If Sessions appointment doesn't make this confirmation both a pleasure and a breeze for the Dems, then they need new PR help. But I suspect this one largely writes itself. Hell just put Sessions on tv and the Dems job is done.
May 4, 2009 5:24 PM | Reply | Permalink
This racist won't care what he says no matter how bigoted. His constituency will still elect him. That is the reason for this appointment. He will enable the other Republicans on the comittee and Senate keep their hands clean. Sessions will do all the name calling innuendoing and bring up nothing but bullshit to muddy the debate. It will be easy for the Republicans to scream about what Sessions says even if is is unadulterated crap. They will have every argument they have used in the past; communist, pro-gay, pro-abortion pro-taxes, anti-religion. And many more wedge issues they are fixated on. Pitiful. Especially with the mild mannered wimps the Democrats have leading this Senate. If they once took the gloves off and said this is how it is going to be and used the reconciliation ploy as the Republicans did and only needed 51 votes I would croak! Especially for SCOTUS justice nominees.

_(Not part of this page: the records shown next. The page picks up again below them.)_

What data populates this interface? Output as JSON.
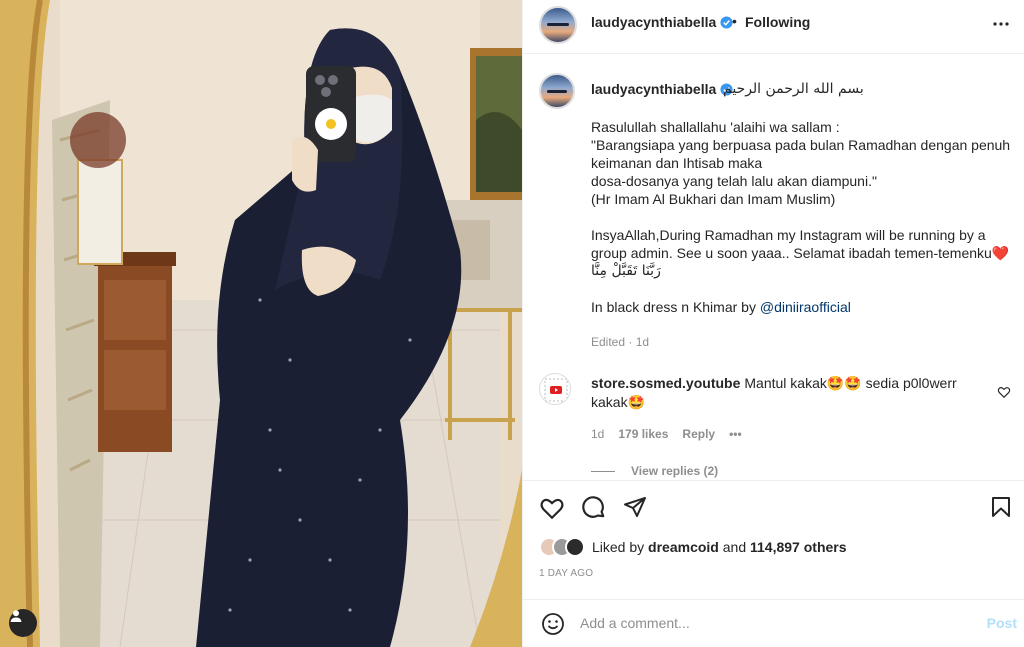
{
  "header": {
    "username": "laudyacynthiabella",
    "separator": "•",
    "follow_state": "Following",
    "verified_icon": "verified-badge-icon",
    "more_icon": "more-options-icon"
  },
  "caption": {
    "username": "laudyacynthiabella",
    "arabic": "بسم الله الرحمن الرحيم",
    "lines": [
      "Rasulullah shallallahu 'alaihi wa sallam :",
      "\"Barangsiapa yang berpuasa pada bulan Ramadhan dengan penuh keimanan dan Ihtisab maka",
      "dosa-dosanya yang telah lalu akan diampuni.\"",
      "(Hr Imam Al Bukhari dan Imam Muslim)"
    ],
    "para2": "InsyaAllah,During Ramadhan my Instagram will be running by a group admin. See u soon yaaa.. Selamat ibadah temen-temenku❤️",
    "para2_arabic": "رَبَّنَا تَقَبَّلْ مِنَّا",
    "para3_prefix": "In black dress n Khimar by ",
    "para3_mention": "@diniiraofficial",
    "edited": "Edited",
    "meta_sep": "·",
    "time": "1d"
  },
  "comment": {
    "username": "store.sosmed.youtube",
    "text": "Mantul kakak🤩🤩 sedia p0l0werr kakak🤩",
    "time": "1d",
    "likes": "179 likes",
    "reply": "Reply",
    "more": "•••",
    "view_replies": "View replies (2)"
  },
  "actions": {
    "like_icon": "heart-icon",
    "comment_icon": "comment-icon",
    "share_icon": "share-icon",
    "save_icon": "bookmark-icon"
  },
  "likes": {
    "prefix": "Liked by ",
    "user": "dreamcoid",
    "middle": " and ",
    "count": "114,897 others"
  },
  "posted_ago": "1 DAY AGO",
  "add_comment": {
    "placeholder": "Add a comment...",
    "post_label": "Post"
  }
}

May 4, 2009 6:11 PM | Reply | Permalink
On the other hand, putting their number one racist up front Republicans make it clearer yet just who they are and who they represent. Maybe they can drop another 5% in the polls.
May 4, 2009 6:32 PM | Reply | Permalink
Why stop at 5%?
May 4, 2009 7:35 PM | Reply | Permalink
kinda shoe-horned the crack/powder disparity and section 5 bits into this post. makes the post read like it'd be deserving of the 'hit piece' epithet republicans are so fond of. pretty shabby.
May 5, 2009 6:27 AM | Reply | Permalink
The Repubs may be hoist on their own petard if Obama chooses a Hispanic or Af-Am nominee. Media questioning of the motive for Sessions opposition may not be the type of exposure the GOP wants to invite, and could force other Repubs on the committee to show their 'non-racism' by voting for the nominee.
I hope Obama has some Machiavellian advisors. I would shove this nomination right into Jefferson Beauregard Sessions' snout.
May 5, 2009 9:29 AM | Reply | Permalink
Is this the same Senator Jeff Sessions that thought the Ku Klux Klan was not so bad until he found out that some of them smoked marijuana? Why a finer choice to be ranking member of the Judiciary committee could not be made.